C’était plus ou moins accidentel. Nous étions en train de travailler sur The Limits of Control et j’essayais d’assembler la bande-son à partir de morceaux existants. Il y avait des séquences où un type entrait dans des musées, il ne regardait qu’un seul tableau, puis il repartait. Rien ne semblait aller avec. À cette époque-là, j’avais déjà travaillé sur d’autres projets musicaux. Jack White m’avait demandé un remix de « Blue Orchid » par The White Stripes. Le monteur avec qui je travaillais m’a suggéré d’essayer de composer moi-même la bande-son de ces séquences. Après tout, qu’avions-nous à perdre ? Tout s’est très bien passé. J’étais un peu intimidé, parce que je connaissais beaucoup de musiciens exceptionnels et j’avais travaillé avec des gens comme RZA, Neil Young et Tom Waits. À l’origine, je me demandais pourquoi j’envisageais de composer moi-même alors qu’il y a tous ces gens si doués. Les circonstances étaient ce qu’elles étaient – pour ces films, c’était nécessaire, et par la suite, nous avons continué ainsi.
J’imagine que c’est agréable d’avoir des projets qui n’ont rien à voir avec le cinéma (pas que j’aie quelque chose contre le cinéma).
Oui, absolument. Le monde du cinéma est devenu étrange, l’aspect financier. Les choses sont si différentes aujourd’hui. Des gens incroyables m’ont aidé à faire mes films et je ne veux pas dire du mal d’eux, mais j’ai parfois l’impression qu’il faut se mettre à genoux devant les banquiers qui vous donnent les moyens de travailler et les remercier. Je suis là, avec un script et des acteurs, ai-je vraiment besoin de me mettre à genoux alors que je ne suis même pas payé ? Dans mon cas, ce n’est pas toujours aussi noir, mais les choses ont beaucoup changé. J’ai des amis qui sont en train de finir un documentaire. Leurs financeurs ont regardé leur budget et se sont étonnés du fait que le réalisateur était lui aussi rémunéré. À peine 25 000 $ pour quatre ans de travail, il me semble. Vraiment, les gars ? Donc oui, ne pas avoir affaire à ces bêtises, ça fait du bien.
Dennis Hopper a affirmé, un jour, lors d’un entretien : « Faire un mauvais film est tout aussi difficile que faire un bon film. C’est putain de difficile. » C’est vrai. Faire un film, c’est dur. Il n’y a rien de simple. Vous donnez beaucoup de votre personne. Il vous faut de la force. Wernor Herzog dit toujours que « vous devez être un athlète pour survivre, physiquement ». Il a raison.
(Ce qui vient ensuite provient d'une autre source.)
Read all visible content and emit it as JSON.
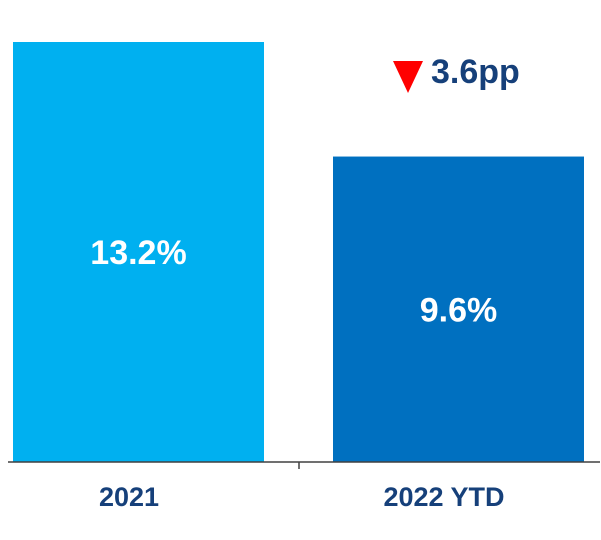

Chaque personne aura sa façon de faire, mais un film demande énormément d’énergie, de concentration et d’attention. Ce n’est pas facile. Pour moi, l’union de toutes ces formes d’art rend le cinéma extrêmement enrichissant. C’est un format qui me donne beaucoup de joie. J’adore ça. Je suis un grand cinéphile, donc je dévore les films depuis mon enfance, comme un obsédé. Je dévore aussi la musique, les livres et d’autres choses comme un obsédé. Mais j’aime tellement les films que c’est vers eux que je finirai toujours par me tourner.
Bien entendu, beaucoup d’artistes ne s’adonnent qu’à une chose, mais la multiplication des formes d’expression créative me semble utile. Elle soulage la pression.
Je trouve cela très vrai. Vous savez, chaque personne est unique et devra trouver sa méthode de travail, mais il est agréable de pouvoir essayer des choses différentes. Je ne suis pas réalisateur professionnel. J’insiste catégoriquement sur le fait que je suis un amateur, en partie parce que le mot « amateur » veut dire « l’amour d’une forme », tandis que le terme « professionnel » signifie « je le fais pour l’argent ». Donc je suis réalisateur amateur parce que j’aime ce format. Je ne dis pas non plus que je suis « artiste », mais plutôt que je m’imprègne de beaucoup de sources d’inspiration et que, d’une façon ou d’une autre, je finis par créer ce que j’ai à créer. Il paraît que d’autres personnes vivent quelque chose de similaire. David Lynch, par exemple. Il faut de la musique. Il peint. Il fait beaucoup de choses. Il y a pas mal de réalisateurs qui travaillent sur différentes formes d’expression. Certaines personnes ont besoin de s’exprimer de différentes façons, d’autres non. Elles ont cette chose à faire et elles la font, comme des créatures unicellulaires. Elles ont tout mon respect. C’était mon cas pendant assez longtemps, quand je ne faisais que des films, mais un jour, j’ai compris que mon vrai métier allait plus loin.
Plus tôt, vous disiez que les années qui passent vous ont donné un sens de l’urgence créative. Pourquoi ?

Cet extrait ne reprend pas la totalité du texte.